Doris Lussier : un homme de parole

C’est à Fontainebleau, dans les Cantons de l’Est qu’il naît le 15 juillet 1918, et ce petit village sera le « berceau de son histoire ». Devenu orphelin de père alors qu’il est en bas âge, c’est le remariage de sa mère qui l’amène à vivre à Weedon et à devenir en quelque sorte un beauceron d’adoption. Ses premiers souvenirs d’enfance, nous assure-t-il, sont des images d’amour et de joie alors qu’il profite des tendresses de sa famille élargie. Il affirmera même que c’est toute l’affection reçue par celle-ci qui lui vaudra cette âme « d’optimiste impénitent » lui permettant de traverser si joyeusement la vie.

Doris Lussier aura en effet un itinéraire humain des plus imprévisibles. Issu d’un milieu rural sans argent, aîné de famille nombreuse et de santé fragile, il doit à la volonté de sa mère d’accéder au monde du savoir en fréquentant le Séminaire de Québec qui est alors réservé aux seuls privilégiés. L’austérité du pensionnat lors de ses huit années de formation ne l’empêche pourtant pas de goûter aux joies de la connaissance et d’en apprécier la générosité du clergé enseignant. L’aventure s’amplifie encore à l’Université Laval lorsqu’il choisit, en 1940, les sciences sociales, une faculté progressiste que venait de fonder Georges-Henri Lévesque, un dominicain remarquable qui sera un peu l’âme de la Révolution tranquille.

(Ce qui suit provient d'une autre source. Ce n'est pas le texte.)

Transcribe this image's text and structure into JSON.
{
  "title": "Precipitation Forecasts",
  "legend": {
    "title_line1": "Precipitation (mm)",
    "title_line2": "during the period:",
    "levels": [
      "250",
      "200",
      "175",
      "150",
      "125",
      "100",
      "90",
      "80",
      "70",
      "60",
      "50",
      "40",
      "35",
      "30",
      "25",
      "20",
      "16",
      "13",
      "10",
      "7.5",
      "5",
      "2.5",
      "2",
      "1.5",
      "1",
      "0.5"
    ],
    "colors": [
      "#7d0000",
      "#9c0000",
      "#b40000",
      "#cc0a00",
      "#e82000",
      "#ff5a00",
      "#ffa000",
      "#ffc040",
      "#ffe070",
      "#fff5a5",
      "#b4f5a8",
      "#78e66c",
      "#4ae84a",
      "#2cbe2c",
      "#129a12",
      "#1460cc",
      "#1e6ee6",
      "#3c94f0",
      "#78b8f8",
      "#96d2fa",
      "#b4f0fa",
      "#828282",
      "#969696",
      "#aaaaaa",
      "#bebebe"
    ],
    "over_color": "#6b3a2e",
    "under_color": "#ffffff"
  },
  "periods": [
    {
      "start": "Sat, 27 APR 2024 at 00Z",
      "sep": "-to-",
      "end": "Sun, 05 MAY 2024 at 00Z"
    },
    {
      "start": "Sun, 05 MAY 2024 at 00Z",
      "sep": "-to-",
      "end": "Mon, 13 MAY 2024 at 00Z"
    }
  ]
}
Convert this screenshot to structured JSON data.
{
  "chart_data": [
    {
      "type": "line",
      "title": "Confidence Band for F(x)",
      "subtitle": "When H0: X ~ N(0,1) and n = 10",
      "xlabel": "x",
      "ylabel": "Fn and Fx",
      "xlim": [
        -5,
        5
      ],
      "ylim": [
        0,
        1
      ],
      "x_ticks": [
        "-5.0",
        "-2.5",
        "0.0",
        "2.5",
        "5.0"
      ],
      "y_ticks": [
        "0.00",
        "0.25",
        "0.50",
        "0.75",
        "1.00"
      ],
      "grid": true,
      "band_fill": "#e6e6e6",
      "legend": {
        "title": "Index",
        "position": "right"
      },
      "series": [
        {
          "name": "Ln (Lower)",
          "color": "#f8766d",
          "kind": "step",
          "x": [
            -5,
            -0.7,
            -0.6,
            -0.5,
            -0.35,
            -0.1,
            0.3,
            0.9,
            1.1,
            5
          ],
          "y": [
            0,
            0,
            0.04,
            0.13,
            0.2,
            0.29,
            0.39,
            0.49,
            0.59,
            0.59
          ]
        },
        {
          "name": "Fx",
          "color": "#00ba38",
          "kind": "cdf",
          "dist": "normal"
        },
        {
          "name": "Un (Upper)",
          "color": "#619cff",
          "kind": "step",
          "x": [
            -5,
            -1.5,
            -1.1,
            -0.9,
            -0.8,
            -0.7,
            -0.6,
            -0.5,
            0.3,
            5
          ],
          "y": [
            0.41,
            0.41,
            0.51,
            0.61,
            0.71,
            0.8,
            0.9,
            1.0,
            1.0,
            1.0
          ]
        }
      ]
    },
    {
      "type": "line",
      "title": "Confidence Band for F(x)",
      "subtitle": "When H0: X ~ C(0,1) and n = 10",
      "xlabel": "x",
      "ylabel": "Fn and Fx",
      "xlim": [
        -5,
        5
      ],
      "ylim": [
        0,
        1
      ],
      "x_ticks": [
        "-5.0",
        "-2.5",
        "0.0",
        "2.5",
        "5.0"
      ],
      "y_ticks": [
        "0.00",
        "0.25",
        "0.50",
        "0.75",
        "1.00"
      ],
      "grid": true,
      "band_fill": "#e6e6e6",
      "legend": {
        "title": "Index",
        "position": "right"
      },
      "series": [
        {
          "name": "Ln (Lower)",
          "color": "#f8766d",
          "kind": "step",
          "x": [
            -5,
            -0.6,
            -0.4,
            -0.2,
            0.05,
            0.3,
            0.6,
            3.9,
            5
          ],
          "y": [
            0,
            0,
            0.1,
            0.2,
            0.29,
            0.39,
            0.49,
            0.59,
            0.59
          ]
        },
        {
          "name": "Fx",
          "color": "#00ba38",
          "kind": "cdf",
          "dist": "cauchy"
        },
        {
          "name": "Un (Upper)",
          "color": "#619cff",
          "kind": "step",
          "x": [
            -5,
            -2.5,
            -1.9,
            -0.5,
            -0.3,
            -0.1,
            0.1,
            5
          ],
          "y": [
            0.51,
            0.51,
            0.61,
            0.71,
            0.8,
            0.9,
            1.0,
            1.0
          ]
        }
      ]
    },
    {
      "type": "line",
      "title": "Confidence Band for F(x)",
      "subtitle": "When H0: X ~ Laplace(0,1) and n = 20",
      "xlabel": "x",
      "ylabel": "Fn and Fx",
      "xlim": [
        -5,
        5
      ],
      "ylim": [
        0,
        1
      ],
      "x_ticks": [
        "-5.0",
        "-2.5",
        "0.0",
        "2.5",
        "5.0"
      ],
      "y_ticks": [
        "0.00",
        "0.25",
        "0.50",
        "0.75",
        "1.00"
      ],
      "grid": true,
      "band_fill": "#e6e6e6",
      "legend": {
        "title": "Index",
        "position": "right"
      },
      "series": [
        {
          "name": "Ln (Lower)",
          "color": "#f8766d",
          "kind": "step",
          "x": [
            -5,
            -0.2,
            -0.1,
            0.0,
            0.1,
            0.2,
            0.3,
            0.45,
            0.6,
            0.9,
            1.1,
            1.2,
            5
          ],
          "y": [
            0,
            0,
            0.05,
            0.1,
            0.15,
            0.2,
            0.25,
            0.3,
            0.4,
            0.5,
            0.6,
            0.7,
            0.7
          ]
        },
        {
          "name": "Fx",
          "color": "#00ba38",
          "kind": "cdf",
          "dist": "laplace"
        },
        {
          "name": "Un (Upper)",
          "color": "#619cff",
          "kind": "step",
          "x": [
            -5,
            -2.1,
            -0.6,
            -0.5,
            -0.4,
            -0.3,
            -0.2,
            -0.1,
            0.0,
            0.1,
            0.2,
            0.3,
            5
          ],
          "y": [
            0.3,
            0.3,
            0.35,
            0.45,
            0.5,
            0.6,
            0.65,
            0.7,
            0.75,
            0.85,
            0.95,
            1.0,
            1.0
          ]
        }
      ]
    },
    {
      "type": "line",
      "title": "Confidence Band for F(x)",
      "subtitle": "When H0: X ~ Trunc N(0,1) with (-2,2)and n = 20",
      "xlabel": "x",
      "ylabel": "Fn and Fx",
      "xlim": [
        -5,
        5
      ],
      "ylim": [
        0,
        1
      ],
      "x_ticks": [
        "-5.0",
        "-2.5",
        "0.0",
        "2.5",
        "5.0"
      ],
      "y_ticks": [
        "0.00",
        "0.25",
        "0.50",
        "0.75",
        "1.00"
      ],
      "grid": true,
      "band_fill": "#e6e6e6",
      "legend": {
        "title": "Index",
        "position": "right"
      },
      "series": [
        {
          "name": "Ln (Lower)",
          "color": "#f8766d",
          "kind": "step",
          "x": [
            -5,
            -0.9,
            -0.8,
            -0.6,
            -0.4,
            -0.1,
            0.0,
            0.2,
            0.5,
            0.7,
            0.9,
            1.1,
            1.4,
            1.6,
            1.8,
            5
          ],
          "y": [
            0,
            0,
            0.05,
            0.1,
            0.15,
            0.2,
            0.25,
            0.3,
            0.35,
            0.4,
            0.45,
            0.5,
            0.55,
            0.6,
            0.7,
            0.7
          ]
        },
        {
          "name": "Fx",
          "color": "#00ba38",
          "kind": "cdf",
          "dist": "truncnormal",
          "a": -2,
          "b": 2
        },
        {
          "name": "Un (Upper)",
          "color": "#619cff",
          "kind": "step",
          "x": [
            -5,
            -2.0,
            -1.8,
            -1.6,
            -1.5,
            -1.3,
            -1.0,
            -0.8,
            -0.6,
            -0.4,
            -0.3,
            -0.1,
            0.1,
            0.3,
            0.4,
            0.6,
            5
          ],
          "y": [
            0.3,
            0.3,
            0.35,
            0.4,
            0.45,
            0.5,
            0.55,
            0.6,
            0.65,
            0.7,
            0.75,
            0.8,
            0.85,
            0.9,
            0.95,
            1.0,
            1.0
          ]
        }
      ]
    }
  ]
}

C’est donc sous l’inspiration de cet homme que se déroule sa carrière universitaire, car dès sa maîtrise obtenue, il devient secrétaire du père Lévesque (alors doyen) et pendant douze ans, il partage sa vie intellectuelle, ses lumières et ses combats; si bien qu’il le considère comme un père spirituel qui va également lui ouvrir le monde de l’enseignement.
Au milieu des joies intellectuelles des sciences sociales, Doris Lussier sent confusément un goût pour tout ce qui est théâtre, auteurs et spectacles. Aussi, en marge de l’Université, il écrit des sketches humoristiques pour Radio-Canada et de nouveaux contacts l’incitent à créer un personnage haut en couleurs, sorte de synthèse de ses deux grands pères et de quelques portraits du terroir beauceron : le père Gédéon. On est alors en 1954, dans les débuts de la télévision et le personnage devient vite célèbre par son intégration à La famille Plouffe de Roger Lemelin, émission très populaire où les Québécois semblent enfin se reconnaître. C’est en quelque sorte Roger Lemelin, auteur très prolifique, qui lui ouvre cette fois le monde artistique et l’amène à réorienter sa carrière. Bien sûr, plusieurs de ses compositions artistiques, que ce soit à la télévision ou sur scène, touchent l’humour, mais il anime également des jeux-questionnaires, de même qu’il écrit des articles et des ouvrages comme Philosofolies, où on peut davantage reconnaître l’homme érudit qui s’interroge sur la vie.

Parallèlement à sa carrière artistique, Doris Lussier s’implique particulièrement dans le monde politique. Dès 1968, il suit René Lévesque au Mouvement Souveraineté-Association et en 1970, il est candidat pour le Parti Québécois dans Matapédia. Même s’il n’est pas élu, la ferveur qui l’anime ne se dément pas et il continue de militer au sein de cette formation, aussi est-il très fier de présenter un René Lévesque victorieux le 15 novembre 1976 au Centre Paul-Sauvé. Tout au cours des décennies qui suivront, Doris Lussier poursuivra sa démarche intellectuelle en politique, il témoignera de son engagement en multipliant les prises de position dont nous rappelons ici la teneur :
La conclusion logique de la Révolution tranquille, c’est l’indépendance tranquille.

Rater l’indépendance la veille de sa réalité, après quatre cents ans d’attente, c’est traverser l’océan pour échouer dans le port.

C’est à nous qu’il appartient aujourd’hui de décider si l’histoire du Québec que liront demain nos enfants sera celle de notre lucidité et de notre courage ou celle de notre démission.

Doris Lussier, homme de parole, a été marié près de 40 ans, il a eu 2 enfants et il est décédé le 28 octobre 1993 à Montréal avec, tout comme Félix, « un pays planté dans le cœur… à jamais »!

Les citations et l’essentiel des éléments biographiques se retrouvent dans les œuvres de Doris Lussier réunis dans l’ouvrage Tout Doris, Les éditions internationales Alain Stanké, 1994, 588 p.